The recent emphasis on the role of tropical forests in facing climate change has made forest decentralization debates more relevant than ever. Discussions on multilevel governance, polycentricity, and nested approaches to governance surround the central question, ever more pertinent considering global environmental change, of who holds the mandate over forests. Different levels of government, as well as private and civil society actors (companies, non-governmental organizations (NGOs), indigenous peoples, and local communities), compete over the rights of ownership, administration, and management of forest landscapes—decisions with a crucial impact on land use, land use change and the future of forests. Understanding the relations among different levels of governance, and government specifically, is essential to understand how carbon forestry has engaged with decentralization and the role of subnational governments (SNGs) in developing practical land use solutions. We draw on current trends in the forestry decentralization literature to ask: (i) has carbon forestry opened new opportunities for SNGs to support the sustainable governance of forest landscapes? (ii) have meaningful powers been assigned to SNGs in support of democratic processes of decision-making over forest landscapes? and (iii) is carbon forestry influencing the relationships between levels of government in a way that challenges unequal power relations? By examining carbon forestry projects and forestry decentralization processes across five countries (Indonesia, Mexico, Peru, Tanzania and Vietnam) with carbon forestry initiatives, we demonstrate how the role of SNGs is circumscribed by existing forestry decentralization trends.

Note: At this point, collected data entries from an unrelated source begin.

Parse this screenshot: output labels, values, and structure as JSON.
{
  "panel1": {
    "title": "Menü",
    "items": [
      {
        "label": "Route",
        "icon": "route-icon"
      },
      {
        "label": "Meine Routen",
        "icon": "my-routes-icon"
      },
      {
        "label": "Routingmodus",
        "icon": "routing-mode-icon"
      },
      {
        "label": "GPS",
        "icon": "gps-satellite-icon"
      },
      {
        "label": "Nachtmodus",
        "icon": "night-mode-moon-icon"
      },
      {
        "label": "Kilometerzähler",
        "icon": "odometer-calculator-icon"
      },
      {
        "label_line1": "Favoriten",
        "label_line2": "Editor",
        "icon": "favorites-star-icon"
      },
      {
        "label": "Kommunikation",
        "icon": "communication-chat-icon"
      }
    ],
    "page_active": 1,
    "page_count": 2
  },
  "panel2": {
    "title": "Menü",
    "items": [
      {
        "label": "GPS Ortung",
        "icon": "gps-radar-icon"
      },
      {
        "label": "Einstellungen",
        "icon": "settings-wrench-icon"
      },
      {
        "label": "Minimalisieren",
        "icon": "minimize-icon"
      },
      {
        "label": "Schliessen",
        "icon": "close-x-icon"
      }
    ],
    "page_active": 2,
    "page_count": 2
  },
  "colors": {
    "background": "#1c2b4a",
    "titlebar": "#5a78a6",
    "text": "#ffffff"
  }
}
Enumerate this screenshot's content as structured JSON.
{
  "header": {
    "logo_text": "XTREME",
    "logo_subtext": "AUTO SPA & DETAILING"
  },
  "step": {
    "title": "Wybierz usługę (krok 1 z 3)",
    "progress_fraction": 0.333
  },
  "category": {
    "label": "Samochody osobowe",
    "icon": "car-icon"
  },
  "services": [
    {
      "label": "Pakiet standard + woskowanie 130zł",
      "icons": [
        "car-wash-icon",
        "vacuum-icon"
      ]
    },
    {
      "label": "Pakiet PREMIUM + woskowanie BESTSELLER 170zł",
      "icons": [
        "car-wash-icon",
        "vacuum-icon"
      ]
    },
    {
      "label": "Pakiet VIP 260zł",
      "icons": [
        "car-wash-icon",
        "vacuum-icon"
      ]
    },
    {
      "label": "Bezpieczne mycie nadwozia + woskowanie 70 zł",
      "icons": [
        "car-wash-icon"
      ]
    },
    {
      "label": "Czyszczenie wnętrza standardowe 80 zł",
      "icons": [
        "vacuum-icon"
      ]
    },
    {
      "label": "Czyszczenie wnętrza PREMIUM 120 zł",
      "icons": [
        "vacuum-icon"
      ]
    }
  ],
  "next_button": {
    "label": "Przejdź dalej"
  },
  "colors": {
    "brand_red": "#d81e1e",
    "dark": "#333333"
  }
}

Decentralization initiatives in recent decades have provided SNGs with new mandates to manage forests, but new attributions do not always imply meaningful powers. The implementation of carbon forestry projects is molded by pre-existing power relations that shape the impacts of forestry decentralization on livelihoods and forest ecosystems. We find that carbon forestry, with both centralizing and decentralizing tendencies, operates within the spaces left by existing power dynamics that mold the way transfers of power are put into practice. Jurisdictional approaches will need to negotiate with this context to be able to push forward sustainable pathways.